The idea is not as far-fetched as it sounds.  I've eaten fried worms in Mexico.  The Maguey plant--from which we get tequila and mescal--attracts the Tequila Giant Skipper butterfly.  The big red worms that hatch out are considered a delicacy.  While they are often fried and flavoried with lime juice, the best tasting ones can be found in the bottom of a bottle of mescal.

The Doc would never miss a few dozen culled from the herd.  (What is the correct collective noun for a stampede of caterpillars?  In the off chance that no one has yet come up with one--allow me the honor.  From now on, it is a squish of caterpillars.) 

Unfortunately, I would probably find out that pan-fried über worms just taste like chicken.  Lately, everything tastes like chicken--except for chicken and store-bought tomatoes (They both taste like cardboard).

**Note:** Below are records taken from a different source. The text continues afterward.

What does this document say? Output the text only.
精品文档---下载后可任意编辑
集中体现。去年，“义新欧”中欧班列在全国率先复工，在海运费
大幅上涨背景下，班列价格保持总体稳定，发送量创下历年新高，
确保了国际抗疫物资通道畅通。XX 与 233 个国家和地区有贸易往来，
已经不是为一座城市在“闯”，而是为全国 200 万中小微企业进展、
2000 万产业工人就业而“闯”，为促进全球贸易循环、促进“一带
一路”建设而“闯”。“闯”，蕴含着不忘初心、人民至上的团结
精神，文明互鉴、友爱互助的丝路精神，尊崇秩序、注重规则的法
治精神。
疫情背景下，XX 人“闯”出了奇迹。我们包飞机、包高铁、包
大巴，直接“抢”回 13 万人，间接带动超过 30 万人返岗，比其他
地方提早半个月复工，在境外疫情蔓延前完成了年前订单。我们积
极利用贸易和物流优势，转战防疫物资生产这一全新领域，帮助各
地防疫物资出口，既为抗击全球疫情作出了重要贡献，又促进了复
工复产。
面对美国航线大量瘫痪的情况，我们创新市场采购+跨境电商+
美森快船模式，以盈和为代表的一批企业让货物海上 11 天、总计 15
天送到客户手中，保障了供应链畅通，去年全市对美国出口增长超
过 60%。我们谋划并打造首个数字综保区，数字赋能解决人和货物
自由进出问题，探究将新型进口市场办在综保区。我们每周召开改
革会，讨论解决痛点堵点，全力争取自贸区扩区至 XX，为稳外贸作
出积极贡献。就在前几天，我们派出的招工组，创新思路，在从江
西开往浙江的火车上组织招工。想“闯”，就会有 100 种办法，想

But if the new menu works out as I hope, next year I may just forget all about planting tomatoes, lettuce, and chives, and just plant a few mini-pastures full of parsley for my livestock.  Just in case, I'm working with a pair of noodle-neese pliers and a paperclip to come up with an appropriate micro-branding iron.  Perhaps a flattened W--the Lazy Wiggle.

As a good ol' Texas boy, it is more in my nature to be a rancher than a farmer anyway.

Saturday, September 7, 2013

Congress Is Not in Session


Last Saturday, President Obama surprised the world when he announced that he would "allow" Congress to debate and vote concerning military action against Syria.  As luck would have it, Congress is not currently in session and the only person who can call it back into session is the President.  And the President absolutely does not want to do that.  Why not?

In 1807, President Jefferson had a somewhat similar problem.  The British had long been at war with the French, and in an effort to keep their navy preeminent, had been violating American neutrality by stopping our ships on the high seas and forcibly removing sailors they claimed were "British deserters."  Actually, depending on their manpower shortages, they occasionally just seized Americans and "pressed" them into British service.

The combination of using force to stop American ships and the impressment of our sailors infuriated our infant country, but the fury turned to rage after the British ship, HMS Leopard, attacked the USS Chesapeake just off the coast of Virginia.   The British ship pursued the Chesapeake and fired broadsides into her, forcing the American vessel to lower its colors and allow the British to board her.  The British removed four sailors, one of whom was subsequently hanged.  

The country demanded war--literally screamed for war--and President Jefferson wanted to punish the British.  He didn't like England in the best of times, and this was clearly an act of war just off the American coast, but as president, Jefferson knew that this country was no match for the British.  During his administration, the readiness of the American navy and army had suffered:  put simply, our military was not capable of taking on the British.

Article One, Section Eight of the Constitution gives Congress the right to declare war, and Congress was eager to do just that--but Congress was not in session.  Congressional leaders insisted that Jefferson call a special session, and when Jefferson refused, one newspaper called Jefferson a "dish of skim milk curdling at the head of our nation." 

Jefferson knew that by the time that Congress came back into session, the fury would have abated and the eagerness for war would have  passed---and he was right.   Congress eventually passed a few idiotic trade sanctions that had the net result of impoverishing America and doing almost nothing to the British.  All the economic progress since the revolution was wiped out by the misguided trade sanctions.  Unfortunately, five years later--under a different president--America did declare war on England and the fledgling country just barely survived.

If swift action were what President Obama really wanted, I think he would have called a special session of Congress for the first time in over sixty years.  But on September 9th, when Congress is already scheduled to reconvene, the heat of the moment will have cooled, and a vote for a military strike will be less likely.  What is also clear is that--no matter what happens--the fault will then be on Congress.